Gamerz se joue de la fin du monde

par Marie Lechner
publié le 23 octobre 2012 à 15h11

Les bureaux des ordinateurs d'une grande enseigne de produits électroniques qui se mettent subitement à buguer , des processeurs qui fument -- littéralement --, des jeux vidéo qui s'autodétruisent. Plutôt que d'aller à Bugarach, autant attendre la fin du monde à Aix en Provence... en jouant.

Le festival Gamerz , dédié au jeu et à ses détournements, a renversé la noire thématique pour la transformer en joyeuse apocalypse, invitant le public à reprendre son joystick en main.

Pour cette huitième édition, il pose ses mines ludiques aux quatre coins de la cité bourgeoise jusqu'au 28 octobre, mêlant, avec l'ouverture d'esprit qui le caractérise, jeu vidéo, art contemporain et musique, street art et art culinaire. La manifestation initiée par M2F Créations , une bande d'agitateurs issus des beaux arts de Aix prend de l'ampleur, affûtant au fil du temps ses propositions tout en maintenant son côté convivial et transgénérationnel.

Corrupt.desktop de Benjamin Gaulon et Martial Geoffre-Rouland

À la galerie Susini, noyée dans un brouillard à la saveur pomme, l'ordinateur en surchauffe du collectif Dardex surfe frénétiquement sur le web, affichant des myriades de fenêtres (poker, porn et pub). Transformé en aspirateur, il inhale la fumée d'un narguilé au gré de la variation de température de ses processeurs. Ce malheureux PC au bord de l'asphyxie nous renvoie à notre propre condition d'hyperconnectés, accros à l'info jusqu'à l'overdose.

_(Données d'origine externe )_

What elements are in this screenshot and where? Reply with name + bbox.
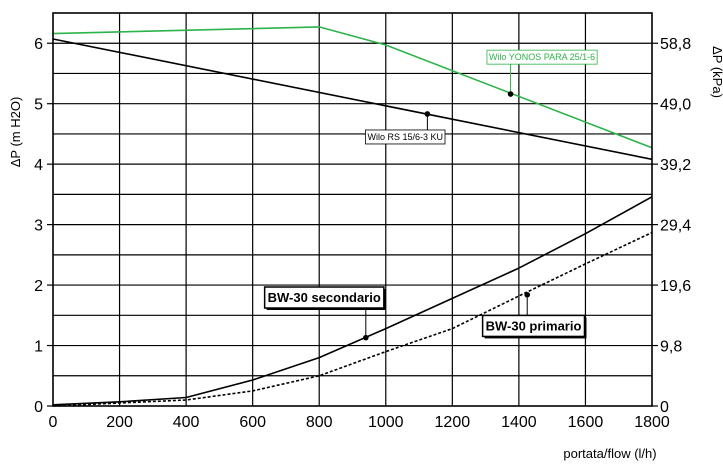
series-layer	[52, 26, 653, 407]
x-tick-label: 200	[106, 414, 133, 431]
y-tick-label-left: 3	[34, 218, 43, 235]
y-axis-right-title: ΔP (kPa)	[710, 46, 723, 98]
annotation-box	[481, 314, 586, 338]
y-tick-label-left: 5	[34, 97, 43, 114]
y-tick-label-left: 2	[34, 278, 43, 295]
series-line-1	[52, 26, 653, 149]
y-tick-label-right: 58,8	[660, 36, 691, 53]
annotation-2: Wilo RS 15/6-3 KU	[365, 111, 446, 145]
annotation-box	[365, 129, 446, 145]
annotation-box	[486, 49, 598, 65]
y-tick-label-right: 29,4	[660, 218, 691, 235]
y-tick-label-right: 19,6	[660, 278, 691, 295]
y-tick-label-right: 9,8	[660, 339, 682, 356]
y-tick-label-left: 1	[34, 339, 43, 356]
tick-labels: 0 200 400 600 800 1000 1200 1400 1600 18000123456…	[34, 36, 691, 431]
annotation-point	[424, 111, 431, 117]
grid	[53, 13, 652, 406]
annotation-label: Wilo YONOS PARA 25/1-6	[489, 52, 595, 62]
series-line-3	[52, 196, 653, 406]
series-line-4	[52, 231, 653, 407]
y-tick-label-right: 49,0	[660, 97, 691, 114]
y-axis-left-title: ΔP (m H2O)	[8, 97, 23, 168]
y-tick-label-right: 0	[660, 399, 669, 416]
annotation-1: Wilo YONOS PARA 25/1-6	[486, 49, 598, 97]
annotation-3: BW-30 secondario	[263, 286, 386, 341]
x-tick-label: 1600	[568, 414, 604, 431]
x-tick-label: 1200	[435, 414, 471, 431]
annotation-box	[263, 286, 385, 309]
annotation-4: BW-30 primario	[481, 291, 587, 339]
plot-frame	[47, 12, 658, 407]
annotation-point	[507, 91, 514, 97]
plot-border	[52, 12, 653, 407]
x-tick-label: 1800	[634, 414, 670, 431]
x-tick-label: 600	[239, 414, 266, 431]
y-tick-label-left: 4	[34, 157, 43, 174]
y-tick-label-right: 39,2	[660, 157, 691, 174]
annotation-point	[524, 291, 531, 298]
annotation-label: Wilo RS 15/6-3 KU	[367, 132, 443, 142]
annotation-point	[363, 334, 369, 341]
annotation-label: BW-30 primario	[486, 318, 582, 333]
x-axis-title: portata/flow (l/h)	[563, 446, 656, 461]
x-tick-label: 800	[306, 414, 333, 431]
y-tick-label-left: 0	[34, 399, 43, 416]
annotations: Wilo YONOS PARA 25/1-6 Wilo RS 15/6-3 KU B…	[263, 49, 598, 341]
y-tick-label-left: 6	[34, 36, 43, 53]
series-line-2	[52, 38, 653, 161]
x-tick-label: 1400	[501, 414, 537, 431]
annotation-label: BW-30 secondario	[268, 290, 381, 305]
x-tick-label: 0	[49, 414, 58, 431]
x-tick-label: 1000	[368, 414, 404, 431]
x-tick-label: 400	[173, 414, 200, 431]
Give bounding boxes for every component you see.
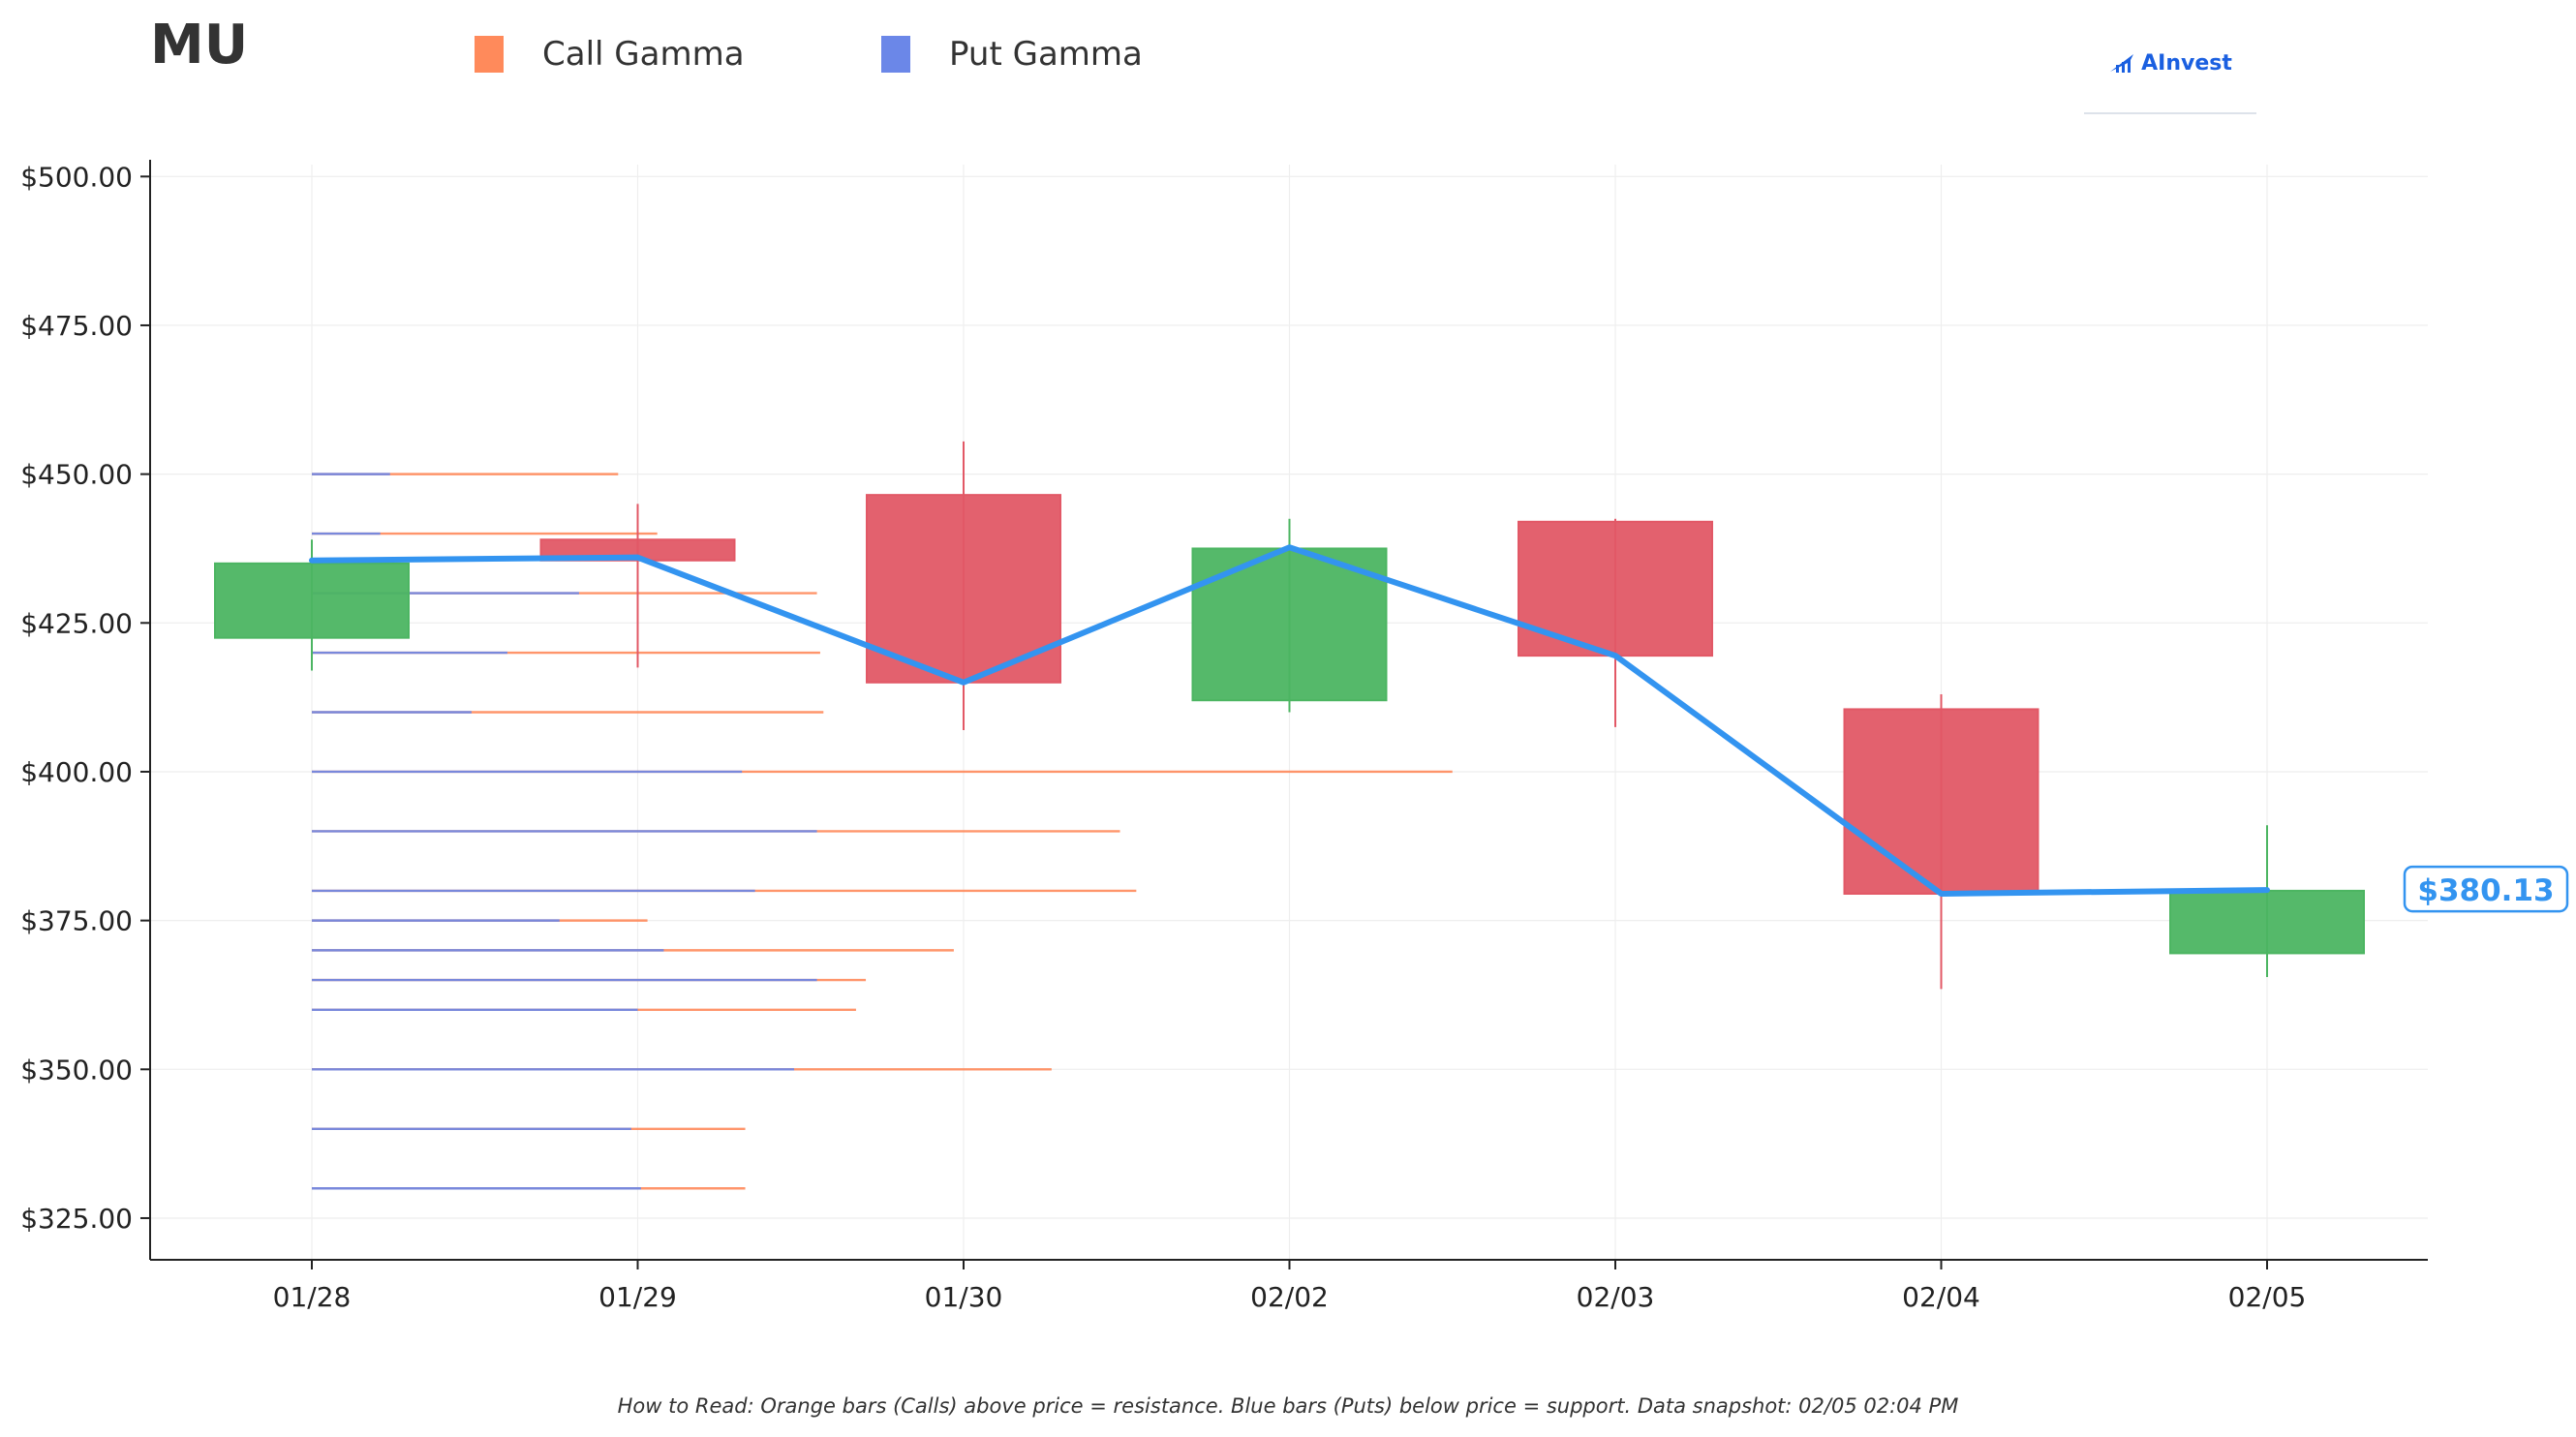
candle-body [214,562,410,639]
x-tick-label: 02/04 [1902,1281,1980,1313]
y-tick-label: $475.00 [20,310,133,342]
brand-logo: AInvest [2084,46,2256,114]
y-tick-label: $450.00 [20,459,133,491]
ticker-title: MU [150,14,249,76]
x-tick-label: 01/30 [925,1281,1003,1313]
legend-label-call-gamma: Call Gamma [542,35,745,74]
current-price-label: $380.13 [2417,873,2554,908]
footer-note: How to Read: Orange bars (Calls) above p… [617,1394,1959,1418]
candle-body [2169,889,2365,955]
x-tick-label: 01/29 [598,1281,677,1313]
candlestick-plot: $380.13 $325.00 $350.00 $375.00 $400.00 $425.… [20,160,2569,1313]
legend-label-put-gamma: Put Gamma [949,35,1143,74]
y-tick-label: $375.00 [20,905,133,937]
y-tick-label: $500.00 [20,161,133,193]
y-tick-label: $425.00 [20,607,133,639]
x-tick-label: 02/03 [1577,1281,1655,1313]
y-tick-label: $350.00 [20,1054,133,1085]
current-price-badge [2403,865,2569,913]
brand-name: AInvest [2141,51,2232,76]
x-tick-label: 01/28 [273,1281,352,1313]
y-tick-label: $400.00 [20,756,133,788]
candle-body [1843,708,2039,895]
x-tick-label: 02/05 [2228,1281,2307,1313]
call-gamma-swatch [475,36,504,73]
candle-body [866,494,1061,684]
price-line [309,544,2270,897]
legend-item-put-gamma: Put Gamma [881,35,1143,74]
brand-chart-icon [2110,54,2134,73]
legend-item-call-gamma: Call Gamma [475,35,745,74]
x-tick-label: 02/02 [1250,1281,1329,1313]
put-gamma-swatch [881,36,910,73]
y-tick-label: $325.00 [20,1203,133,1235]
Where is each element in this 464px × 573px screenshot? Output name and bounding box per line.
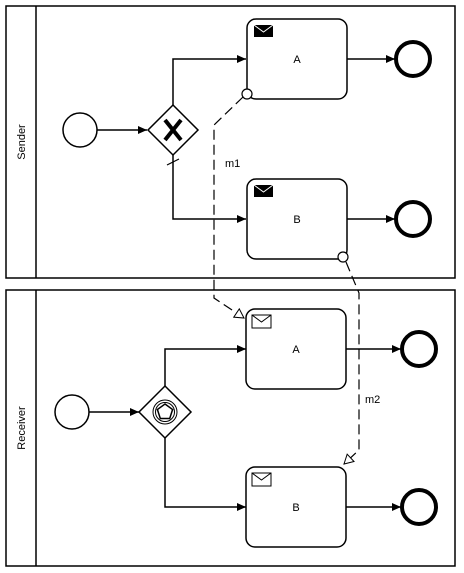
pool-receiver[interactable]: Receiver <box>5 289 456 567</box>
sender-end-event-b[interactable] <box>394 200 432 238</box>
sender-task-a-label: A <box>293 54 301 66</box>
receiver-flow-gateway-b[interactable] <box>164 438 246 511</box>
receiver-task-b[interactable]: B <box>245 466 347 548</box>
sender-task-a-boundary-event[interactable] <box>241 88 253 100</box>
pentagon-icon <box>156 403 174 420</box>
envelope-filled-icon <box>253 184 274 197</box>
sender-flow-gateway-b[interactable] <box>172 155 246 223</box>
sender-task-a[interactable]: A <box>246 18 348 100</box>
default-flow-marker <box>166 158 180 166</box>
message-flow-m1[interactable] <box>213 96 245 319</box>
sender-task-b-label: B <box>293 214 300 226</box>
sender-flow-gateway-a[interactable] <box>172 55 246 105</box>
receiver-task-a-label: A <box>292 344 300 356</box>
receiver-event-based-gateway[interactable] <box>137 384 193 440</box>
receiver-task-a[interactable]: A <box>245 308 347 390</box>
message-flow-m1-label: m1 <box>225 158 240 170</box>
envelope-outline-icon <box>251 472 272 487</box>
sender-task-b-boundary-event[interactable] <box>337 251 349 263</box>
sender-task-b[interactable]: B <box>246 178 348 260</box>
message-flow-m2[interactable] <box>343 261 360 465</box>
sender-end-event-a[interactable] <box>394 40 432 78</box>
receiver-task-b-label: B <box>292 502 299 514</box>
receiver-flow-gateway-a[interactable] <box>164 345 246 386</box>
envelope-outline-icon <box>251 314 272 329</box>
pool-receiver-label: Receiver <box>16 406 28 450</box>
pool-sender-label: Sender <box>16 124 28 160</box>
sender-start-event[interactable] <box>62 112 98 148</box>
receiver-start-event[interactable] <box>54 394 90 430</box>
receiver-end-event-b[interactable] <box>400 488 438 526</box>
x-icon <box>163 118 183 142</box>
receiver-end-event-a[interactable] <box>400 330 438 368</box>
message-flow-m2-label: m2 <box>365 394 380 406</box>
envelope-filled-icon <box>253 24 274 37</box>
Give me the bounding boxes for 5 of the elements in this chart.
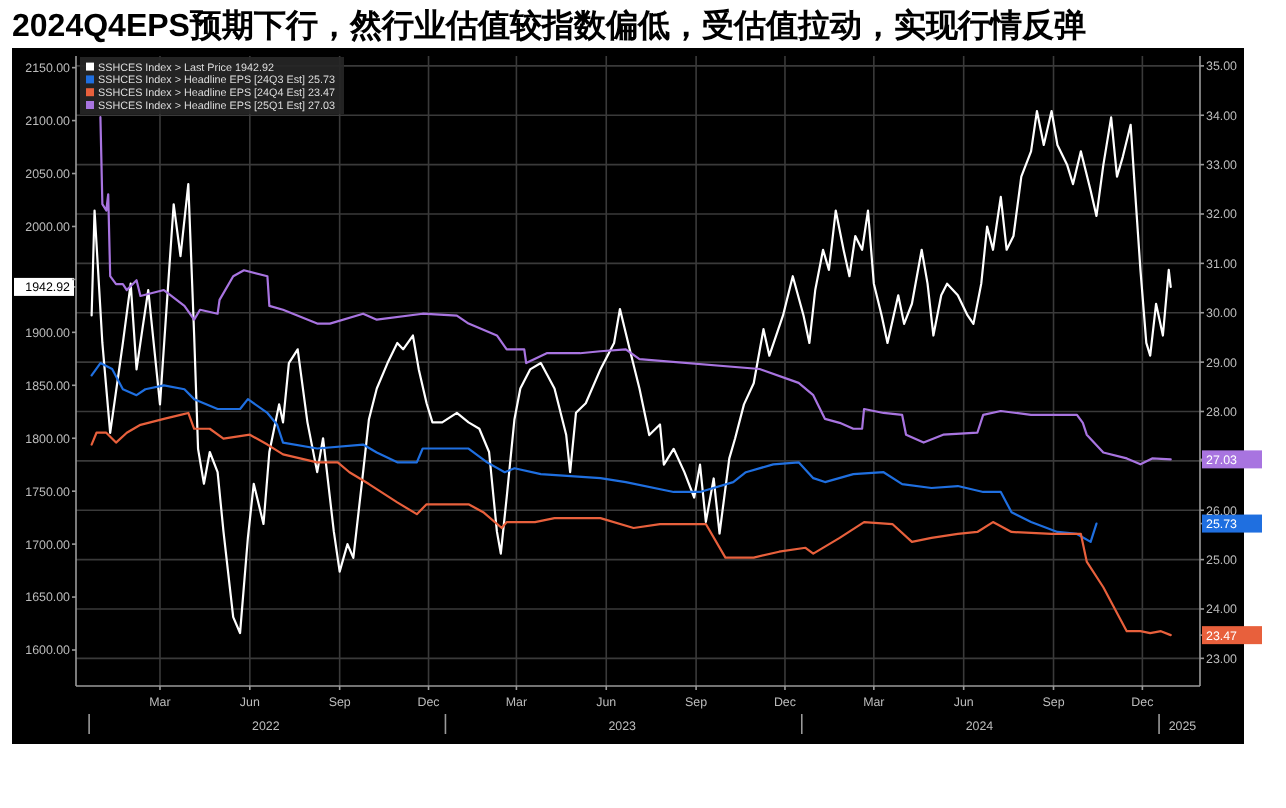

À la fondation Vasarely, Pascual Sisto détourne les images d'explosions de l'industrie cinématographique, agençant ces effets spéciaux génériques en magnifique feu d'artifice terminal. Le spectacle est ponctué par les rafales du PrintBall de Benjamin Gaulon (également auteur du hack de la fnac), robot grapheur armé d'un fusil de paintball qui mitraille les lettres dégoulinantes sur une vitre de plexi avec fracas.

Hold On , Maxime Marion et Émilie Brout

Le visiteur pourra se faire peur en pédalant sans fin dans les couloirs lugubres de Shining , façon Super Mario Bros , ou errer en vision subjective dans The Blair Witch Project , transformé en jeu de survival horror. Dans leur installation interactive Hold on , Maxime Marion et Émilie Brout ont transformé huit films cultes en jeu d'arcade, permettant au joueur de réaliser l'un de ses fantasmes: «prendre le contrôle du film, mais en préservant l'immersion propre au langage du cinéma» .

À l'étage du temple de l'Op Art, le visiteur encerclé de haut parleurs crépitants est assailli par un essaim de grillons électriques. La sculpture sonore low tech de Cécile Babiole, constituée de composants basiques qui permettent de moduler le courant se veut un hommage au son analogique, au bruissement brut et pétaradant de l'électricité à l'heure du tout numérique.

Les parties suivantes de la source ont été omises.